Apart from the policies, the political climate of the country also affects the stock market. If the public sentiment is not positive for the current government, the prices of listed stocks will go down and vice versa. Several events that have impacted the stock market in India are:

  1. The stock market grew up when market sentiment was positive

When the election results were as per the market expectations, the stock market witnessed a brief high. This was because the market believed that the positive results will fast-track reforms that in turn will accelerate the economy.

  1. Demonetization

Demonetization decreased the purchasing power of consumers. This impacted the sale of various industries like real estate, automobile, cement, steel, and more resulting in the fall in the stock prices of the company. As per reports, the week after the demonetization was announced, Nifty 50 registered a 5.1% fall in the daily closing price as compared to the closing price on the date of the announcement.

  1. Corporate Tax

In 2019, a landmark decision was taken by the government of cutting the corporate tax. The BSE index registered its biggest gain since 2009 with a jump of 5.03% when the corporate tax rate was slashed to 22% from 30%. This step was taken in order to reignite the country’s economy.

  1. Natural Calamities

Natural disasters such as earthquakes, floods, droughts, and more not only affect our lives but also the market. It impacts the company’s performance as well as the capacity of consumers to spend money. This results in lower sales and lower revenue, thereby, hitting the economy and the stock market. One such global pandemic that shook the economy is COVID-19. In the initial days of COVID-19, the market was under fear as there was uncertainty. For example, the closing price for NIFTY 50 was 7601.25 on 23rd March 2020, compared to 11303.30 on 03rd March 2020. To know more about its impact on the stock market, click here.
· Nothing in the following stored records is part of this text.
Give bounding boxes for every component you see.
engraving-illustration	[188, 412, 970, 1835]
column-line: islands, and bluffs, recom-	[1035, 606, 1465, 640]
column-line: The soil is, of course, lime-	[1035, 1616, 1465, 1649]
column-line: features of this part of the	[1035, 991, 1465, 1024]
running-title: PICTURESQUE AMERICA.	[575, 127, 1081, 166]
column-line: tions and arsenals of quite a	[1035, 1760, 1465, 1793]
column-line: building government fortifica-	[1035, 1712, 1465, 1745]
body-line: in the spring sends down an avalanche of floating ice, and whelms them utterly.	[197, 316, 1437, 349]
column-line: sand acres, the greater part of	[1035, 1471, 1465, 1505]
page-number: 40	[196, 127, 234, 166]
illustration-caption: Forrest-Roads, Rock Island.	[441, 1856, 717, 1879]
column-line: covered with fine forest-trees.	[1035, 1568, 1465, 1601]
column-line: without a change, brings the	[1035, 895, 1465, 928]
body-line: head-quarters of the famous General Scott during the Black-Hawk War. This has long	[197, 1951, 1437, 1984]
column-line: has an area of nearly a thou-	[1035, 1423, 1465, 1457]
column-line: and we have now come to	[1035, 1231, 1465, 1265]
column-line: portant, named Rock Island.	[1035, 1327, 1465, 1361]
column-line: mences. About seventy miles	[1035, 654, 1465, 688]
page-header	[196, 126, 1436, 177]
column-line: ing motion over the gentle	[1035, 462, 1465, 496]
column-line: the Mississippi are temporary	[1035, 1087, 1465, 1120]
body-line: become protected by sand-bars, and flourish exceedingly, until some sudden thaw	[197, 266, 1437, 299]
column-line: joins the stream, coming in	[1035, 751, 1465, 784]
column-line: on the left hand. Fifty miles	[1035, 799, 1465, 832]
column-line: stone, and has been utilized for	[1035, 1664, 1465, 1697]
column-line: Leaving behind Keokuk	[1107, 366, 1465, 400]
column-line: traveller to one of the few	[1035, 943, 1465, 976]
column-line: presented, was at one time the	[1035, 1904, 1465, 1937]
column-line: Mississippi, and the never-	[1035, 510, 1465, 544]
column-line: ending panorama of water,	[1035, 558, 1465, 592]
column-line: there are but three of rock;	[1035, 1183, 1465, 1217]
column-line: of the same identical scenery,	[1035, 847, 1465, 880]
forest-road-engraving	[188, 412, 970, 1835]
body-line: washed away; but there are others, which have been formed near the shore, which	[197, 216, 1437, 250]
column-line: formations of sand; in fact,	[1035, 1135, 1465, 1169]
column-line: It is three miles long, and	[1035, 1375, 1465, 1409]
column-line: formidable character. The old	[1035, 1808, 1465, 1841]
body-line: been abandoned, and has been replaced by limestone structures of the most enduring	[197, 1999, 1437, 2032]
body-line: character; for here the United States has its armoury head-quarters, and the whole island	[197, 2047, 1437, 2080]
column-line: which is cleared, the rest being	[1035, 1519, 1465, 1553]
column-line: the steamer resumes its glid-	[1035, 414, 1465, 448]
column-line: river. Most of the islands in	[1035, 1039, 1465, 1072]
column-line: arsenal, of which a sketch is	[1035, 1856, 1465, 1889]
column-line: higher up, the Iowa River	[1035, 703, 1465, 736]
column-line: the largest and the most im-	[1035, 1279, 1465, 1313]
Factors that affect the Indian stock market

  1. Regulatory Policies by SEBI

SEBI (Securities and Exchange Board of India) is a regulator that watches the entire activities of the Indian stock market. Any changes in the trading and/or investment policies by SEBI will move the stock prices in India. For example, Peak Margin introduced by SEBI in a phased manner to reduce market volatility impacted the stock market

  1. Inflation

Inflation means the continual increase in the prices of goods and services over time. If the inflation rate is high in the country, it discourages investors from investing in the stock market. This is because the fall in the value of money results in a decrease in the value of savings, thus, reducing the buying capacity as well as investing power of a customer.

Inflation is measured via an index. If the index grows up after a certain limit, it means inflation is rising and vice versa. Two types of inflation indices are:

  1. Wholesale Price Index (WPI)

It indicates the increase or decrease in the price at the wholesale level that means the price at the producer’s and trader’s level. WPI is measured at an institutional level.

  1. Consumer Price Index (CPI)

It identifies the movement in prices of the essential products and services used by the consumers over a period of time. For the purpose of calculating CPI, consumption items are classified into various categories which means the CPI index is the composition of different internal indices.

  1. Corporate Earnings Announcements

The companies listed on the exchange have to declare their earnings, profit, taxes paid, and more on a quarterly basis. It is highly valuable as it shows the financial status of the company and the market reacts to it on the basis of this information.


‘How do events or factors affect the stock market?’ has been a question among the investors. When you get deep into the subject, you will understand there is no formula or a single rule to explain this. Be it political, social, economic, or any other, every event has a direct or indirect impact on the stock market. Hence it makes sense to understand these events in a little detail as an informed investor.